Op 10 mei 2023 heeft de Rechtbank Amsterdam uitspraak gedaan in een zaak betreffende een Europees aanhoudingsbevel (EAB) dat was uitgevaardigd door de Procureur de la République in Lille, Frankrijk. De zaak betreft de overlevering van een opgeëiste persoon, geboren in Frankrijk in 1986, die zonder vaste woon- of verblijfplaats in Nederland is en op dat moment gedetineerd was.
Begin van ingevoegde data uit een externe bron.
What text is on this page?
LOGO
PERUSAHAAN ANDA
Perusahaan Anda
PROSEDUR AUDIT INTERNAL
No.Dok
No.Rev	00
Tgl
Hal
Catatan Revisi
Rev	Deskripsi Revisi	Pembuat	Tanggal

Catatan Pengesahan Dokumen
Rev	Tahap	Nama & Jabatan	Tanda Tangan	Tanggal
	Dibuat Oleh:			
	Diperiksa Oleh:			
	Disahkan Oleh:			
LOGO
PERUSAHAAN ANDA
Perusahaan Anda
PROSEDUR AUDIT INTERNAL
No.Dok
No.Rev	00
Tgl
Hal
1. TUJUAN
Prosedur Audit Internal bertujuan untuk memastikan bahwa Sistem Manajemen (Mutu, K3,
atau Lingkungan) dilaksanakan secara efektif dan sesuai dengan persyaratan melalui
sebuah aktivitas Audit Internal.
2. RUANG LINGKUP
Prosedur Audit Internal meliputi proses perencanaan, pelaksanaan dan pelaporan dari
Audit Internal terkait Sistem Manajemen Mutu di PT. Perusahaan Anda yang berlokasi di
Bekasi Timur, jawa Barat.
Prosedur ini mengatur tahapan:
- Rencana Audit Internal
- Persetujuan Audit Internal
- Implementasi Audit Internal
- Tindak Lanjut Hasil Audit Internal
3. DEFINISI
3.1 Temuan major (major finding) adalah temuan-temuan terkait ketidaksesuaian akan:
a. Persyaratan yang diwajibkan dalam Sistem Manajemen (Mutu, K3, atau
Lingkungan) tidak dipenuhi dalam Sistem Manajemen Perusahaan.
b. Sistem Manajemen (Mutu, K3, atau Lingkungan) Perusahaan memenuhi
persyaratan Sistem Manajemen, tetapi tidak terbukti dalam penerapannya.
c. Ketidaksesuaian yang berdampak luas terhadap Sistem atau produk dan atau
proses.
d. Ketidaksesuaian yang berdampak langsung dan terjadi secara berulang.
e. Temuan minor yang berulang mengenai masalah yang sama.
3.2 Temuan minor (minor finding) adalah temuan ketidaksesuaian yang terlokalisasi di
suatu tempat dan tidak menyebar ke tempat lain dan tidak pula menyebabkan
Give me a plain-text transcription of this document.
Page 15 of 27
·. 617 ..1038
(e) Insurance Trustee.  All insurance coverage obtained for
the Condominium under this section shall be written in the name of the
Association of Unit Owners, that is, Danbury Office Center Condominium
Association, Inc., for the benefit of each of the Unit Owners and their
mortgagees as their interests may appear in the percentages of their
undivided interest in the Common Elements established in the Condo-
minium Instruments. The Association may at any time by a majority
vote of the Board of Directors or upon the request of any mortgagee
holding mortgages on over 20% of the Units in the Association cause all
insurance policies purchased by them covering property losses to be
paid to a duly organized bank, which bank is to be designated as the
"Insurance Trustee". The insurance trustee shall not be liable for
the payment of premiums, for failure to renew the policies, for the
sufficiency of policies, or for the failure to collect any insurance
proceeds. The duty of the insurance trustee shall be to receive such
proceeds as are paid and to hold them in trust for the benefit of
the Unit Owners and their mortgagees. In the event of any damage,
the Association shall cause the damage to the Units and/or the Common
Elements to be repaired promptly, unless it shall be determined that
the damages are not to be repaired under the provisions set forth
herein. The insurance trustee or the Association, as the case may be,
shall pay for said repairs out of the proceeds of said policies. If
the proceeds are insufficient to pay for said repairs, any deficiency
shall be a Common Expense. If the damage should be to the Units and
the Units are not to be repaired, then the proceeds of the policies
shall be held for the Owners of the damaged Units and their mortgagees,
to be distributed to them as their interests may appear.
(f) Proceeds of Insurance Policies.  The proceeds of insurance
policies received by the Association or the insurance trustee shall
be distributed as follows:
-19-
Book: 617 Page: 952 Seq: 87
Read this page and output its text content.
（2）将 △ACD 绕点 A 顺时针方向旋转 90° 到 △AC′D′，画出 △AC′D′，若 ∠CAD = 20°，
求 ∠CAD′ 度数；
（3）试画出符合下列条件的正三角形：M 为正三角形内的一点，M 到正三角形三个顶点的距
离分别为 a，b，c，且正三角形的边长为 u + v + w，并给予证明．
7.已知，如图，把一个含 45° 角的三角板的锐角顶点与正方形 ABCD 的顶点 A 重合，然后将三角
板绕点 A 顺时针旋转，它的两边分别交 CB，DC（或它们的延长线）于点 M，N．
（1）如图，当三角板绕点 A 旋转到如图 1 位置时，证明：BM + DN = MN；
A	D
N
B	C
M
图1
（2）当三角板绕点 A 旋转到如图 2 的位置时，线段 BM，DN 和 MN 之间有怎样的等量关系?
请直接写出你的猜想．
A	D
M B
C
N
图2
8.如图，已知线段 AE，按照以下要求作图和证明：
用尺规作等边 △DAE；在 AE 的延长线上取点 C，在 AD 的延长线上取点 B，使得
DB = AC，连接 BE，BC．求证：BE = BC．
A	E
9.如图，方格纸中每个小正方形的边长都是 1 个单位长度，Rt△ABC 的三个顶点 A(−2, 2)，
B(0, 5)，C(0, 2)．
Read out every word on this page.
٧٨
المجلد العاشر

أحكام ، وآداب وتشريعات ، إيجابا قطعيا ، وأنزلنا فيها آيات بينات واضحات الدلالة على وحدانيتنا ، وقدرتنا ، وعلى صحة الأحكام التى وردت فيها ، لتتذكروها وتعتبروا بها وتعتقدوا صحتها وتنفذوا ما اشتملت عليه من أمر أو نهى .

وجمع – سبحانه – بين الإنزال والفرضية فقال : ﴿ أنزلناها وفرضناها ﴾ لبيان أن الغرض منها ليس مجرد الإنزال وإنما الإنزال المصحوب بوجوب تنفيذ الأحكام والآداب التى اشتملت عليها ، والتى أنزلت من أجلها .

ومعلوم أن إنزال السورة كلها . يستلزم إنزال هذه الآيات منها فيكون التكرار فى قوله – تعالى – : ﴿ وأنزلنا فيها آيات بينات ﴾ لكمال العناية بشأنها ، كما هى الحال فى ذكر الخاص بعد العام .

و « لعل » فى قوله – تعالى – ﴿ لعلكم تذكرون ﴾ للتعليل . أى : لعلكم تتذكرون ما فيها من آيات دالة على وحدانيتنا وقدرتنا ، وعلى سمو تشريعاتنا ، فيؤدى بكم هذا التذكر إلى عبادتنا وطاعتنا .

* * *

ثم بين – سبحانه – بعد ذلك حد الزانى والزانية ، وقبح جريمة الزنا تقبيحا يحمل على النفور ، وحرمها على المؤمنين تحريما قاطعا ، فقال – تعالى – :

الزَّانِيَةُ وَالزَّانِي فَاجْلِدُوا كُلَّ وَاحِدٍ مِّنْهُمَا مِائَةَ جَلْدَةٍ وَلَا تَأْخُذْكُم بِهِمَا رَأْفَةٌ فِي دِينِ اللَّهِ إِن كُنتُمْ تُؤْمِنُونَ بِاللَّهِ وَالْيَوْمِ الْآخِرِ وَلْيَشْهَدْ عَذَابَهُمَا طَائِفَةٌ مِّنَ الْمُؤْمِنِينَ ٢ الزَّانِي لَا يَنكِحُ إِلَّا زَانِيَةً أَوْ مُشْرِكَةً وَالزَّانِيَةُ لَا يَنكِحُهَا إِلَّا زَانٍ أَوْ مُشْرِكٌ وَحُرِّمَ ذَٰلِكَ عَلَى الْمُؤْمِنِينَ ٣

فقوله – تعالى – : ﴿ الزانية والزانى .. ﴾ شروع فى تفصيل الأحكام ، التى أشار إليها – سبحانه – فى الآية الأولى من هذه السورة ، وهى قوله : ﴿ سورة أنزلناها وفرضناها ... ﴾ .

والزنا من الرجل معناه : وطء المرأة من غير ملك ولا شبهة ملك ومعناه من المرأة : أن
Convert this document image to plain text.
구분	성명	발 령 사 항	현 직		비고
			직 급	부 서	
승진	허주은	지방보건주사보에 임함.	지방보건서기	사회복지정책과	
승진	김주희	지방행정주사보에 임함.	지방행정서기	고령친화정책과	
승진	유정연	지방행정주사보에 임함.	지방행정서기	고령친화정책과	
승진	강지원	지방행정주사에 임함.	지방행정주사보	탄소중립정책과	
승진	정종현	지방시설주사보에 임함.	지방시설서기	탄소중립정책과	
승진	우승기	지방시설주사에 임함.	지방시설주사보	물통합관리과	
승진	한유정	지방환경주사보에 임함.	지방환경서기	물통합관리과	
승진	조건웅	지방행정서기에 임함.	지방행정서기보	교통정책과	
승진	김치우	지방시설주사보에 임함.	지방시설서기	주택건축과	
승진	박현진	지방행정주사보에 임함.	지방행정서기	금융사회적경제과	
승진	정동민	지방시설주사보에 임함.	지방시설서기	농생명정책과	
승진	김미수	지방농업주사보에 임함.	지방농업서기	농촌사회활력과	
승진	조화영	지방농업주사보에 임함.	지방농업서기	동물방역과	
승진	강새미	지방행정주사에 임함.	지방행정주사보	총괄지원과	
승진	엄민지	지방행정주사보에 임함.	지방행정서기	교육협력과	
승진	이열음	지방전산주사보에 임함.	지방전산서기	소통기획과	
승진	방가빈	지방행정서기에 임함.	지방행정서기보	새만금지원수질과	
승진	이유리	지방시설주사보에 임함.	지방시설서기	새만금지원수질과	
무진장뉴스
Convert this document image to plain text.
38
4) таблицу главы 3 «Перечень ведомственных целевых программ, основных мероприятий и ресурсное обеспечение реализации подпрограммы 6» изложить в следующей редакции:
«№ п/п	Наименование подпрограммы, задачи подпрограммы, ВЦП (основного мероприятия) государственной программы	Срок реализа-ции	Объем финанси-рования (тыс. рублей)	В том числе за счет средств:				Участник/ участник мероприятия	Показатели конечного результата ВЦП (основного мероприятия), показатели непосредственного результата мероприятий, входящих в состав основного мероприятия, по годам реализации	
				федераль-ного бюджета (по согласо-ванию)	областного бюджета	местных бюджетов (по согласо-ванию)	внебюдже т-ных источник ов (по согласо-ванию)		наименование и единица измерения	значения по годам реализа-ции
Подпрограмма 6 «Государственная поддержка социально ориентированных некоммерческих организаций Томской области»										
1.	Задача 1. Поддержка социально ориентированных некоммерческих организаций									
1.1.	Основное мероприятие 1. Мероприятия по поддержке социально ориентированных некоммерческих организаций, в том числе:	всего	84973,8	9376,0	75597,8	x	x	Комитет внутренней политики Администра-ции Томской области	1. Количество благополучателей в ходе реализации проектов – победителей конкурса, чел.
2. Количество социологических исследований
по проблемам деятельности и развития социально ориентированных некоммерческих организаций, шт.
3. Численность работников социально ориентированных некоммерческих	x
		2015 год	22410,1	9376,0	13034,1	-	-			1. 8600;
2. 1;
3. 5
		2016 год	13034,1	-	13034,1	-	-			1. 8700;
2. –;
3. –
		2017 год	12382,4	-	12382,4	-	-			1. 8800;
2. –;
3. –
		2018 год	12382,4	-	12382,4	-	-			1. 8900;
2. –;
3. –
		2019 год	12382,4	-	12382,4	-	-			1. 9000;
De rechtbank heeft de behandeling van het EAB op 26 april 2023 gehouden, waarbij de officier van justitie, mr. G.P. Sholeh, aanwezig was. De opgeëiste persoon heeft afstand gedaan van zijn recht om aanwezig te zijn, maar zijn raadsman, mr. M.G. van Wijk, was wel aanwezig en heeft namens hem een standpunt ingenomen. Zowel de raadsman als de officier van justitie hebben gesteld dat er geen beletselen zijn voor de overlevering.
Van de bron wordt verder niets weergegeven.